ひまわり

仕事もないのにこんないい天気だ。
いい天気だからって、どこに出かけるにも金はいるのだ。
たとえ金はいらなくても気力が少しいる。
金がないので気力が出ない私は、このいい天気を、カーテンで半分隠れた網戸の窓越しに寝たまま見あげる。
ひこうき雲が使用後の傘カバーみたいによれていくのを。
やがてとなりの家のアンテナの先っぽにひっかかるのを。
誰かがテレビを見てたら、ものすごい障害が発生してるだろうに。
留守で残念。
臨時ニュースの数々で、番組は付箋のびっしりついた本みたいになってるのに。


うちのテレビは何も起きなかった。
うちのテレビは選挙の話でもちきりだ。
ゆうべ誰か(顔も知らない。

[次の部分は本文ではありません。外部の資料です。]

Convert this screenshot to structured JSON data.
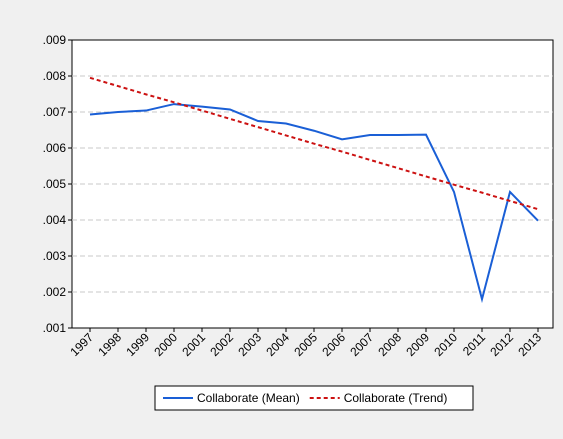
{
  "chart_data": {
    "type": "line",
    "categories": [
      "1997",
      "1998",
      "1999",
      "2000",
      "2001",
      "2002",
      "2003",
      "2004",
      "2005",
      "2006",
      "2007",
      "2008",
      "2009",
      "2010",
      "2011",
      "2012",
      "2013"
    ],
    "series": [
      {
        "name": "Collaborate (Mean)",
        "color": "#1a5fd6",
        "line_style": "solid",
        "values": [
          0.00693,
          0.007,
          0.00704,
          0.00722,
          0.00715,
          0.00707,
          0.00675,
          0.00668,
          0.00648,
          0.00624,
          0.00636,
          0.00636,
          0.00637,
          0.00478,
          0.0018,
          0.00478,
          0.00398
        ]
      },
      {
        "name": "Collaborate (Trend)",
        "color": "#cc1111",
        "line_style": "dashed",
        "values": [
          0.00795,
          0.00772,
          0.00749,
          0.00727,
          0.00704,
          0.00681,
          0.00658,
          0.00635,
          0.00612,
          0.0059,
          0.00567,
          0.00544,
          0.00521,
          0.00498,
          0.00476,
          0.00453,
          0.0043
        ]
      }
    ],
    "ylim": [
      0.001,
      0.009
    ],
    "yticks": [
      {
        "value": 0.001,
        "label": ".001"
      },
      {
        "value": 0.002,
        "label": ".002"
      },
      {
        "value": 0.003,
        "label": ".003"
      },
      {
        "value": 0.004,
        "label": ".004"
      },
      {
        "value": 0.005,
        "label": ".005"
      },
      {
        "value": 0.006,
        "label": ".006"
      },
      {
        "value": 0.007,
        "label": ".007"
      },
      {
        "value": 0.008,
        "label": ".008"
      },
      {
        "value": 0.009,
        "label": ".009"
      }
    ],
    "grid": true,
    "legend": "bottom"
  }
}
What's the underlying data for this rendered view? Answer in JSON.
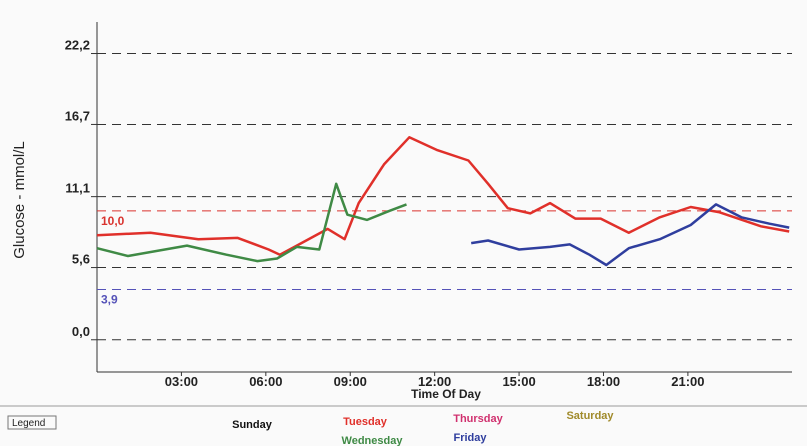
{
  "chart_data": {
    "type": "line",
    "x_label": "Time Of Day",
    "y_label": "Glucose - mmol/L",
    "xlim": [
      0,
      24.7
    ],
    "ylim": [
      -2.5,
      24.8
    ],
    "xticks": [
      {
        "value": 3,
        "label": "03:00"
      },
      {
        "value": 6,
        "label": "06:00"
      },
      {
        "value": 9,
        "label": "09:00"
      },
      {
        "value": 12,
        "label": "12:00"
      },
      {
        "value": 15,
        "label": "15:00"
      },
      {
        "value": 18,
        "label": "18:00"
      },
      {
        "value": 21,
        "label": "21:00"
      }
    ],
    "yticks": [
      {
        "value": 0,
        "label": "0,0"
      },
      {
        "value": 5.6,
        "label": "5,6"
      },
      {
        "value": 11.1,
        "label": "11,1"
      },
      {
        "value": 16.7,
        "label": "16,7"
      },
      {
        "value": 22.2,
        "label": "22,2"
      }
    ],
    "grid": true,
    "reference_lines": [
      {
        "value": 10.0,
        "label": "10,0",
        "color": "#d9332e"
      },
      {
        "value": 3.9,
        "label": "3,9",
        "color": "#5552b8"
      }
    ],
    "legend_title": "Legend",
    "series": [
      {
        "name": "Sunday",
        "color": "#111111",
        "x": [],
        "values": []
      },
      {
        "name": "Tuesday",
        "color": "#e0302a",
        "x": [
          0,
          1.9,
          3.6,
          5,
          6.1,
          6.5,
          7.1,
          8.2,
          8.8,
          9.3,
          10.2,
          11.1,
          12.1,
          13.2,
          13.9,
          14.6,
          15.4,
          16.1,
          17,
          17.9,
          18.9,
          20,
          21.1,
          22.1,
          23.6,
          24.6
        ],
        "values": [
          8.1,
          8.3,
          7.8,
          7.9,
          7.0,
          6.6,
          7.3,
          8.6,
          7.8,
          10.6,
          13.6,
          15.7,
          14.7,
          13.9,
          12.1,
          10.2,
          9.8,
          10.6,
          9.4,
          9.4,
          8.3,
          9.5,
          10.3,
          9.9,
          8.8,
          8.4
        ]
      },
      {
        "name": "Thursday",
        "color": "#d0306e",
        "x": [],
        "values": []
      },
      {
        "name": "Saturday",
        "color": "#a08a2a",
        "x": [],
        "values": []
      },
      {
        "name": "Wednesday",
        "color": "#3f8a45",
        "x": [
          0,
          1.1,
          3.2,
          4.6,
          5.7,
          6.4,
          7.1,
          7.9,
          8.5,
          8.9,
          9.6,
          10.4,
          11
        ],
        "values": [
          7.1,
          6.5,
          7.3,
          6.6,
          6.1,
          6.3,
          7.2,
          7.0,
          12.1,
          9.7,
          9.3,
          10.0,
          10.5
        ]
      },
      {
        "name": "Friday",
        "color": "#2f3e9e",
        "x": [
          13.3,
          13.9,
          15,
          16.1,
          16.8,
          17.5,
          18.1,
          18.9,
          20,
          21.1,
          22,
          22.9,
          23.9,
          24.6
        ],
        "values": [
          7.5,
          7.7,
          7.0,
          7.2,
          7.4,
          6.6,
          5.8,
          7.1,
          7.8,
          8.9,
          10.5,
          9.5,
          9.0,
          8.7
        ]
      }
    ]
  }
}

窓をノックした手だけ見えた)に選挙権を五千円(それでガス代を払った)で売ってしまったから私は選挙に行けない。
私の選挙権で投票に行く人は誰に入れるのだろう。
かんがえただけで頭は蝉の声でいっぱいだ。
本当は知ってるがここでは言わない。
あわてて買い戻して庭に埋めてひまわりの種を植えなきゃ、ならなくなるので。
もう遅すぎるのに。九月にひまわりだなんて。


ひまわりのかわりに見張りに立ってくれる人を、雇う金なんてないよ。